Why limit your summer grilling to the old standbys? Ignite your braai with these flame-licked alternatives
Braaied salt-and-vinegar potato chips
Add 4 large scrubbed yellow potatoes to a large pot of salted water. Bring to a boil; then lower the heat and simmer until the spuds are slightly tender, about 10 minutes.
Drain the water, let the potatoes cool and slice them into half-centimetre thick discs.
In a bowl, toss the slices with 3 tbsp of olive oil; season with salt and pepper.
Braai over medium coals until golden brown on each side, about 10 minutes. Sprinkle with salt and drizzle with brown vinegar – or malt vinegar, if you can find it.
Makes 4 servings
Braaied pineapple crush
Shortly before your guests arrive, braai fresh pineapple wedges over the coals until they soften and have dark grill marks, 3 to 5 minutes.
For each drink, muddle 2 braaied wedges with 20ml of simple syrup (1 part sugar dissolved in 1 part water) and ¼ tsp of vanilla extract.
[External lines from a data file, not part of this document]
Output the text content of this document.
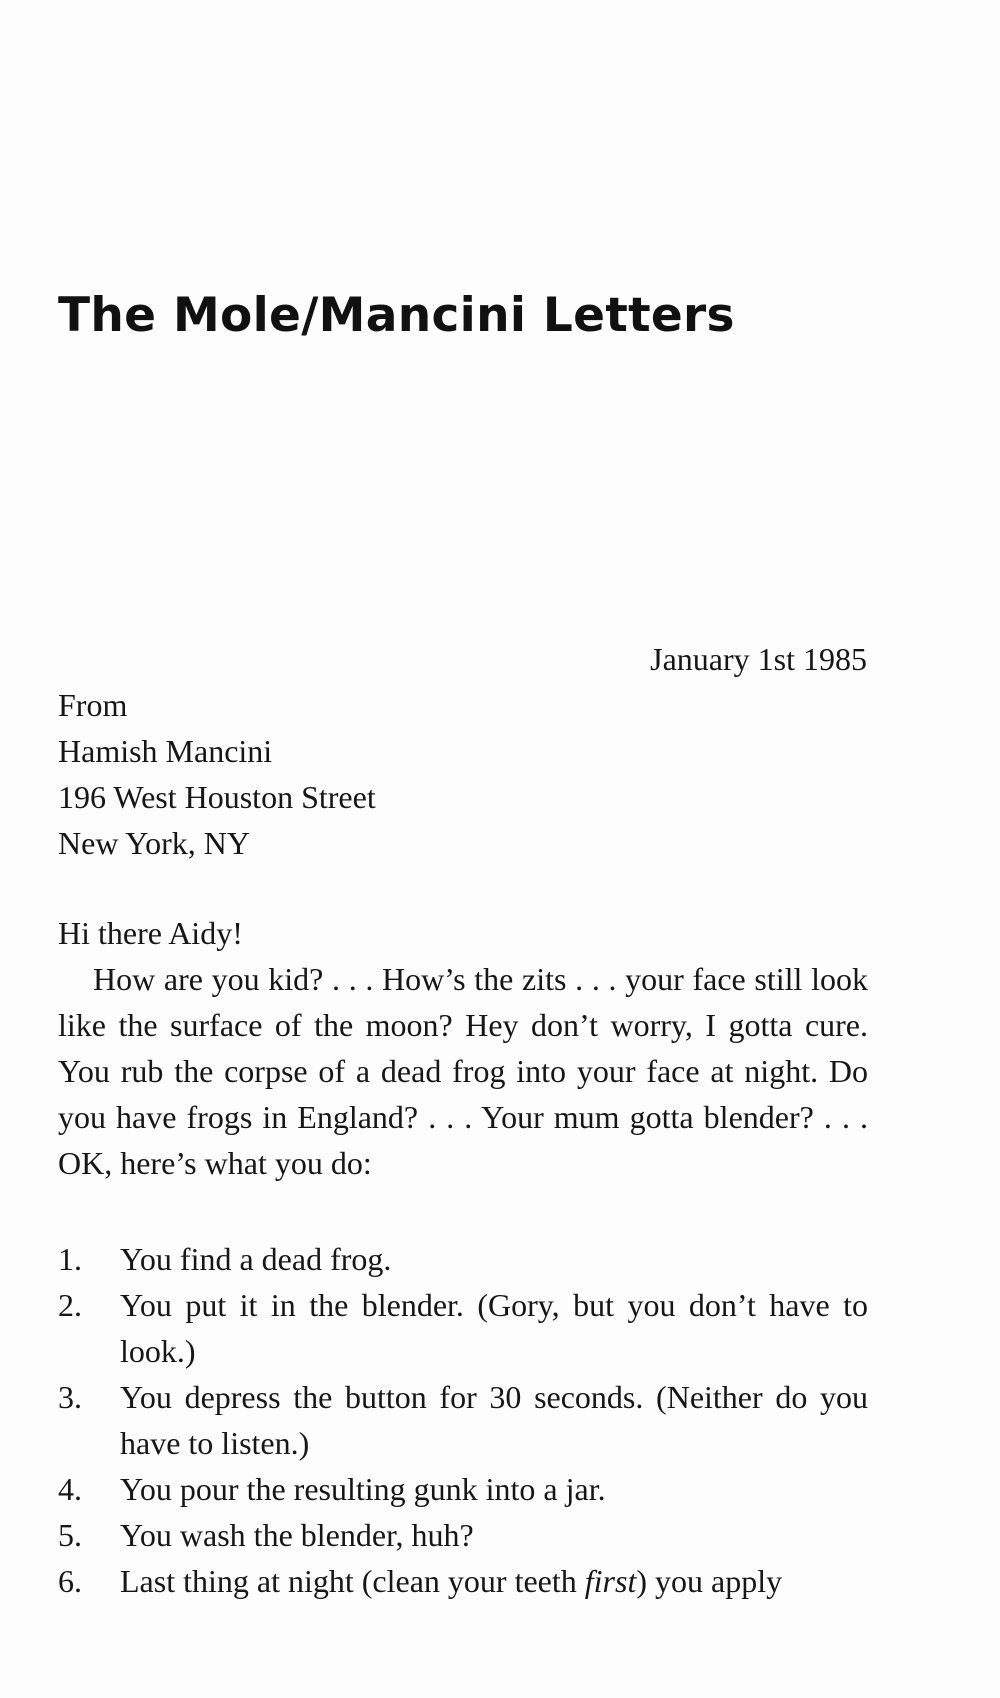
The Mole/Mancini Letters
January 1st 1985
From
Hamish Mancini
196 West Houston Street
New York, NY
Hi there Aidy!

How are you kid? . . . How’s the zits . . . your face still look like the surface of the moon? Hey don’t worry, I gotta cure. You rub the corpse of a dead frog into your face at night. Do you have frogs in England? . . . Your mum gotta blender? . . . OK, here’s what you do:

1. You find a dead frog.
2. You put it in the blender. (Gory, but you don’t have to look.)
3. You depress the button for 30 seconds. (Neither do you have to listen.)
4. You pour the resulting gunk into a jar.
5. You wash the blender, huh?
6. Last thing at night (clean your teeth first) you apply
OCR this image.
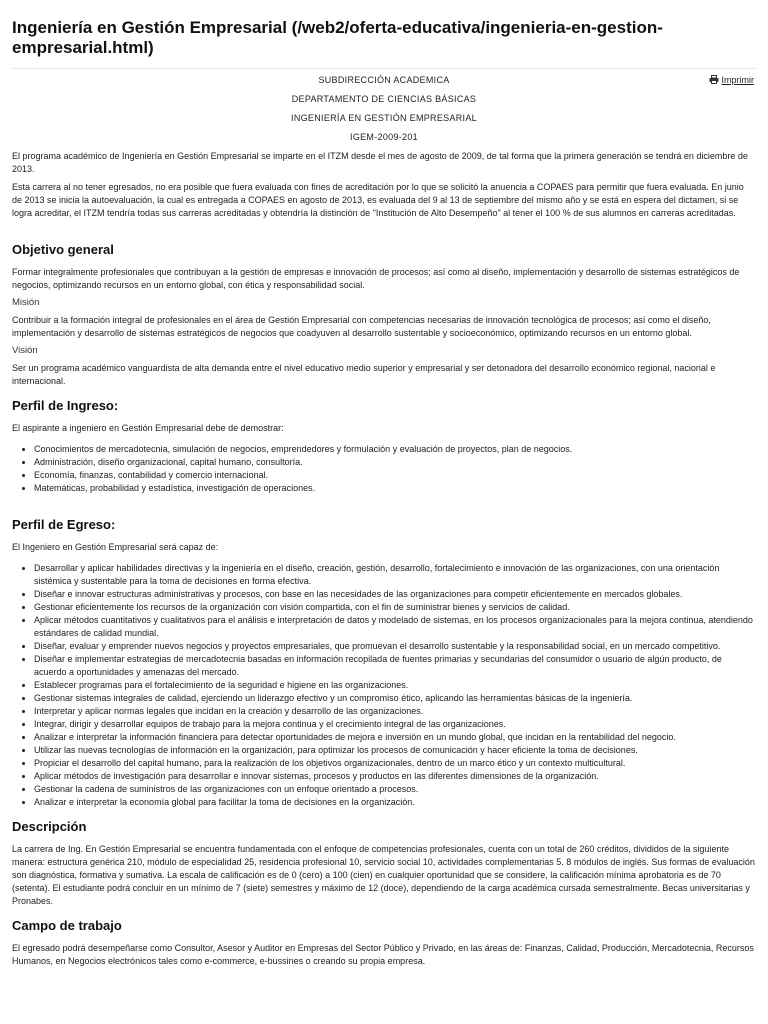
Ingeniería en Gestión Empresarial (/web2/oferta-educativa/ingenieria-en-gestion-empresarial.html)
Imprimir
SUBDIRECCIÓN ACADEMICA
DEPARTAMENTO DE CIENCIAS BÁSICAS
INGENIERÍA EN GESTIÓN EMPRESARIAL
IGEM-2009-201

El programa académico de Ingeniería en Gestión Empresarial se imparte en el ITZM desde el mes de agosto de 2009, de tal forma que la primera generación se tendrá en diciembre de 2013.

Esta carrera al no tener egresados, no era posible que fuera evaluada con fines de acreditación por lo que se solicitó la anuencia a COPAES para permitir que fuera evaluada. En junio de 2013 se inicia la autoevaluación, la cual es entregada a COPAES en agosto de 2013, es evaluada del 9 al 13 de septiembre del mismo año y se está en espera del dictamen, si se logra acreditar, el ITZM tendría todas sus carreras acreditadas y obtendría la distinción de "Institución de Alto Desempeño" al tener el 100 % de sus alumnos en carreras acreditadas.

Objetivo general

Formar integralmente profesionales que contribuyan a la gestión de empresas e innovación de procesos; así como al diseño, implementación y desarrollo de sistemas estratégicos de negocios, optimizando recursos en un entorno global, con ética y responsabilidad social.

Misión

Contribuir a la formación integral de profesionales en el área de Gestión Empresarial con competencias necesarias de innovación tecnológica de procesos; así como el diseño, implementación y desarrollo de sistemas estratégicos de negocios que coadyuven al desarrollo sustentable y socioeconómico, optimizando recursos en un entorno global.

Visión

Ser un programa académico vanguardista de alta demanda entre el nivel educativo medio superior y empresarial y ser detonadora del desarrollo económico regional, nacional e internacional.

Perfil de Ingreso:

El aspirante a ingeniero en Gestión Empresarial debe de demostrar:

• Conocimientos de mercadotecnia, simulación de negocios, emprendedores y formulación y evaluación de proyectos, plan de negocios.
• Administración, diseño organizacional, capital humano, consultoría.
• Economía, finanzas, contabilidad y comercio internacional.
• Matemáticas, probabilidad y estadística, investigación de operaciones.
Perfil de Egreso:

El Ingeniero en Gestión Empresarial será capaz de:

• Desarrollar y aplicar habilidades directivas y la ingeniería en el diseño, creación, gestión, desarrollo, fortalecimiento e innovación de las organizaciones, con una orientación sistémica y sustentable para la toma de decisiones en forma efectiva.
• Diseñar e innovar estructuras administrativas y procesos, con base en las necesidades de las organizaciones para competir eficientemente en mercados globales.
• Gestionar eficientemente los recursos de la organización con visión compartida, con el fin de suministrar bienes y servicios de calidad.
• Aplicar métodos cuantitativos y cualitativos para el análisis e interpretación de datos y modelado de sistemas, en los procesos organizacionales para la mejora continua, atendiendo estándares de calidad mundial.
• Diseñar, evaluar y emprender nuevos negocios y proyectos empresariales, que promuevan el desarrollo sustentable y la responsabilidad social, en un mercado competitivo.
• Diseñar e implementar estrategias de mercadotecnia basadas en información recopilada de fuentes primarias y secundarias del consumidor o usuario de algún producto, de acuerdo a oportunidades y amenazas del mercado.
• Establecer programas para el fortalecimiento de la seguridad e higiene en las organizaciones.
• Gestionar sistemas integrales de calidad, ejerciendo un liderazgo efectivo y un compromiso ético, aplicando las herramientas básicas de la ingeniería.
• Interpretar y aplicar normas legales que incidan en la creación y desarrollo de las organizaciones.
• Integrar, dirigir y desarrollar equipos de trabajo para la mejora continua y el crecimiento integral de las organizaciones.
• Analizar e interpretar la información financiera para detectar oportunidades de mejora e inversión en un mundo global, que incidan en la rentabilidad del negocio.
• Utilizar las nuevas tecnologías de información en la organización, para optimizar los procesos de comunicación y hacer eficiente la toma de decisiones.
• Propiciar el desarrollo del capital humano, para la realización de los objetivos organizacionales, dentro de un marco ético y un contexto multicultural.
• Aplicar métodos de investigación para desarrollar e innovar sistemas, procesos y productos en las diferentes dimensiones de la organización.
• Gestionar la cadena de suministros de las organizaciones con un enfoque orientado a procesos.
• Analizar e interpretar la economía global para facilitar la toma de decisiones en la organización.
Descripción

La carrera de Ing. En Gestión Empresarial se encuentra fundamentada con el enfoque de competencias profesionales, cuenta con un total de 260 créditos, divididos de la siguiente manera: estructura genérica 210, módulo de especialidad 25, residencia profesional 10, servicio social 10, actividades complementarias 5. 8 módulos de inglés. Sus formas de evaluación son diagnóstica, formativa y sumativa. La escala de calificación es de 0 (cero) a 100 (cien) en cualquier oportunidad que se considere, la calificación mínima aprobatoria es de 70 (setenta). El estudiante podrá concluir en un mínimo de 7 (siete) semestres y máximo de 12 (doce), dependiendo de la carga académica cursada semestralmente. Becas universitarias y Pronabes.

Campo de trabajo

El egresado podrá desempeñarse como Consultor, Asesor y Auditor en Empresas del Sector Público y Privado, en las áreas de: Finanzas, Calidad, Producción, Mercadotecnia, Recursos Humanos, en Negocios electrónicos tales como e-commerce, e-bussines o creando su propia empresa.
Pour into a shaker along with 60ml of a white rum, and 30ml of fresh lime juice. Add ice, shake and strain into a cocktail glass over ice. Garnish with a slice of pineapple lightly dusted with black pepper, and a slice of lime, if desired.
Oysters with sake and jalapeño butter
What you’ll need
12 oysters, washed
2 tbsp sake
3 tbsp butter
1 tbsp black peppercorns, freshly ground
1 tsp diced jalapeño
How to make it
Put the oysters on the braai over hot coals, next to a cast-iron frying pan. Add sake to the frying pan; when it boils, add the butter and cook to light brown, about 3 minutes. Stir in the pepper and jalapeño. When the oysters open, move them to a platter and spoon on the butter sauce. Serve immediately.